Ordination methods (skbio.stats.ordination)

This module contains several ordination methods, including Principal Coordinate Analysis, Correspondence Analysis, Redundancy Analysis and Canonical Correspondence Analysis.

Classes

PCoA(distance_matrix) Perform Principal Coordinate Analysis.
CA(X, row_ids, column_ids) Compute correspondence analysis, a multivariate statistical technique for ordination.
RDA(Y, X, site_ids, species_ids[, scale_Y]) Compute redundancy analysis, a type of canonical analysis.
CCA(Y, X, site_ids, species_ids) Compute constrained (also known as canonical) correspondence analysis.
OrdinationResults(eigvals[, species, site, ...]) Store ordination results, providing serialization and plotting support.

Functions

mean_and_std(a[, axis, weights, with_mean, ...]) Compute the weighted average and standard deviation along the specified axis.
corr(x[, y]) Computes correlation between columns of x, or x and y.
scale(a[, weights, with_mean, with_std, ...]) Scale array by columns to have weighted average 0 and standard deviation 1.
svd_rank(M_shape, S[, tol]) Matrix rank of M given its singular values S.

Testing Utilities

assert_ordination_results_equal(left, right) Assert that ordination results objects are equal.

Examples

This is an artificial dataset (table 11.3 in [R186]) that represents fish abundance in different sites (Y, the response variables) and environmental variables (X, the explanatory variables).

>>> import numpy as np
>>> X = np.array([[1.0, 0.0, 1.0, 0.0],
...               [2.0, 0.0, 1.0, 0.0],
...               [3.0, 0.0, 1.0, 0.0],
...               [4.0, 0.0, 0.0, 1.0],
...               [5.0, 1.0, 0.0, 0.0],
...               [6.0, 0.0, 0.0, 1.0],
...               [7.0, 1.0, 0.0, 0.0],
...               [8.0, 0.0, 0.0, 1.0],
...               [9.0, 1.0, 0.0, 0.0],
...               [10.0, 0.0, 0.0, 1.0]])
>>> Y = np.array([[1, 0, 0, 0, 0, 0, 2, 4, 4],
...               [0, 0, 0, 0, 0, 0, 5, 6, 1],
...               [0, 1, 0, 0, 0, 0, 0, 2, 3],
...               [11, 4, 0, 0, 8, 1, 6, 2, 0],
...               [11, 5, 17, 7, 0, 0, 6, 6, 2],
...               [9, 6, 0, 0, 6, 2, 10, 1, 4],
...               [9, 7, 13, 10, 0, 0, 4, 5, 4],
...               [7, 8, 0, 0, 4, 3, 6, 6, 4],
...               [7, 9, 10, 13, 0, 0, 6, 2, 0],
...               [5, 10, 0, 0, 2, 4, 0, 1, 3]])

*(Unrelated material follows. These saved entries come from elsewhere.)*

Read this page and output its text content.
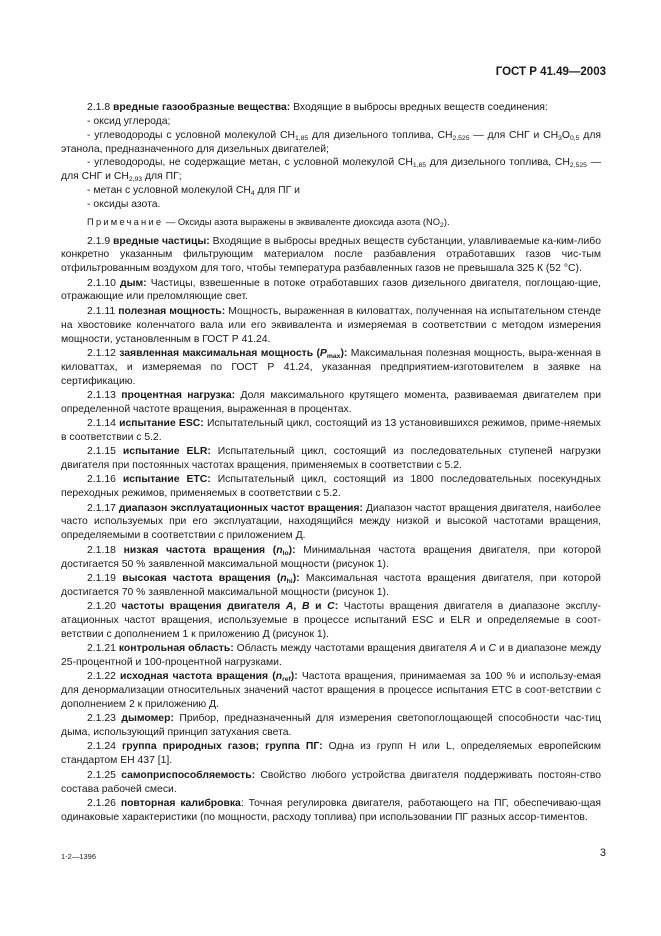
ГОСТ Р 41.49—2003

2.1.8 вредные газообразные вещества: Входящие в выбросы вредных веществ соединения:

- оксид углерода;

- углеводороды с условной молекулой $СН_{1,85}$ для дизельного топлива, $СН_{2,525}$ — для СНГ и $СН_3О_{0,5}$ для этанола, предназначенного для дизельных двигателей;

- углеводороды, не содержащие метан, с условной молекулой $СН_{1,85}$ для дизельного топлива, $СН_{2,525}$ — для СНГ и $СН_{2,93}$ для ПГ;

- метан с условной молекулой $СН_4$ для ПГ и

- оксиды азота.

Примечание — Оксиды азота выражены в эквиваленте диоксида азота $(NO_2)$.

2.1.9 вредные частицы: Входящие в выбросы вредных веществ субстанции, улавливаемые ка-ким-либо конкретно указанным фильтрующим материалом после разбавления отработавших газов чис-тым отфильтрованным воздухом для того, чтобы температура разбавленных газов не превышала 325 К (52 °С).

2.1.10 дым: Частицы, взвешенные в потоке отработавших газов дизельного двигателя, поглощаю-щие, отражающие или преломляющие свет.

2.1.11 полезная мощность: Мощность, выраженная в киловаттах, полученная на испытательном стенде на хвостовике коленчатого вала или его эквивалента и измеряемая в соответствии с методом измерения мощности, установленным в ГОСТ Р 41.24.

2.1.12 заявленная максимальная мощность $(P_{max})$: Максимальная полезная мощность, выра-женная в киловаттах, и измеряемая по ГОСТ Р 41.24, указанная предприятием-изготовителем в заявке на сертификацию.

2.1.13 процентная нагрузка: Доля максимального крутящего момента, развиваемая двигателем при определенной частоте вращения, выраженная в процентах.

2.1.14 испытание ESC: Испытательный цикл, состоящий из 13 установившихся режимов, приме-няемых в соответствии с 5.2.

2.1.15 испытание ELR: Испытательный цикл, состоящий из последовательных ступеней нагрузки двигателя при постоянных частотах вращения, применяемых в соответствии с 5.2.

2.1.16 испытание ЕТС: Испытательный цикл, состоящий из 1800 последовательных посекундных переходных режимов, применяемых в соответствии с 5.2.

2.1.17 диапазон эксплуатационных частот вращения: Диапазон частот вращения двигателя, наиболее часто используемых при его эксплуатации, находящийся между низкой и высокой частотами вращения, определяемыми в соответствии с приложением Д.

2.1.18 низкая частота вращения $(n_{lo})$: Минимальная частота вращения двигателя, при которой достигается 50 % заявленной максимальной мощности (рисунок 1).

2.1.19 высокая частота вращения $(n_{hi})$: Максимальная частота вращения двигателя, при которой достигается 70 % заявленной максимальной мощности (рисунок 1).

2.1.20 частоты вращения двигателя A, B и C: Частоты вращения двигателя в диапазоне эксплу-атационных частот вращения, используемые в процессе испытаний ESC и ELR и определяемые в соот-ветствии с дополнением 1 к приложению Д (рисунок 1).

2.1.21 контрольная область: Область между частотами вращения двигателя A и C и в диапазоне между 25-процентной и 100-процентной нагрузками.

2.1.22 исходная частота вращения $(n_{ref})$: Частота вращения, принимаемая за 100 % и использу-емая для денормализации относительных значений частот вращения в процессе испытания ЕТС в соот-ветствии с дополнением 2 к приложению Д.

2.1.23 дымомер: Прибор, предназначенный для измерения светопоглощающей способности час-тиц дыма, использующий принцип затухания света.

2.1.24 группа природных газов; группа ПГ: Одна из групп Н или L, определяемых европейским стандартом ЕН 437 [1].

2.1.25 самоприспособляемость: Свойство любого устройства двигателя поддерживать постоян-ство состава рабочей смеси.

2.1.26 повторная калибровка: Точная регулировка двигателя, работающего на ПГ, обеспечиваю-щая одинаковые характеристики (по мощности, расходу топлива) при использовании ПГ разных ассор-тиментов.

1-2—1396	3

We can now create a CCA object to perform canonical correspondence analysis. Matrix X contains a continuous variable (depth) and a categorical one (substrate type) encoded using a one-hot encoding. We explicitly need to avoid perfect collinearity, so we’ll drop one of the substrate types (the last column of X). We also expect to increase pandas integration to ease analyses.

>>> from skbio.stats.ordination import CCA
>>> ordination_result = CCA(Y, X[:, :-1],
...                         ['Site0', 'Site1', 'Site2', 'Site3', 'Site4',
...                          'Site5', 'Site6', 'Site7', 'Site8', 'Site9'],
...                         ['Species0', 'Species1', 'Species2', 'Species3',
...                          'Species4', 'Species5', 'Species6', 'Species7',
...                          'Species8'])

Exploring the results we see that the first three axes explain about 80% of all the variance.

>>> sc_2 = ordination_result.scores(scaling=2)
>>> print sc_2.proportion_explained
[ 0.46691091  0.23832652  0.10054837  0.10493671  0.04480535  0.02974698
  0.01263112  0.00156168  0.00053235]

References

[R186]Legendre P. and Legendre L. 1998. Numerical Ecology. Elsevier, Amsterdam.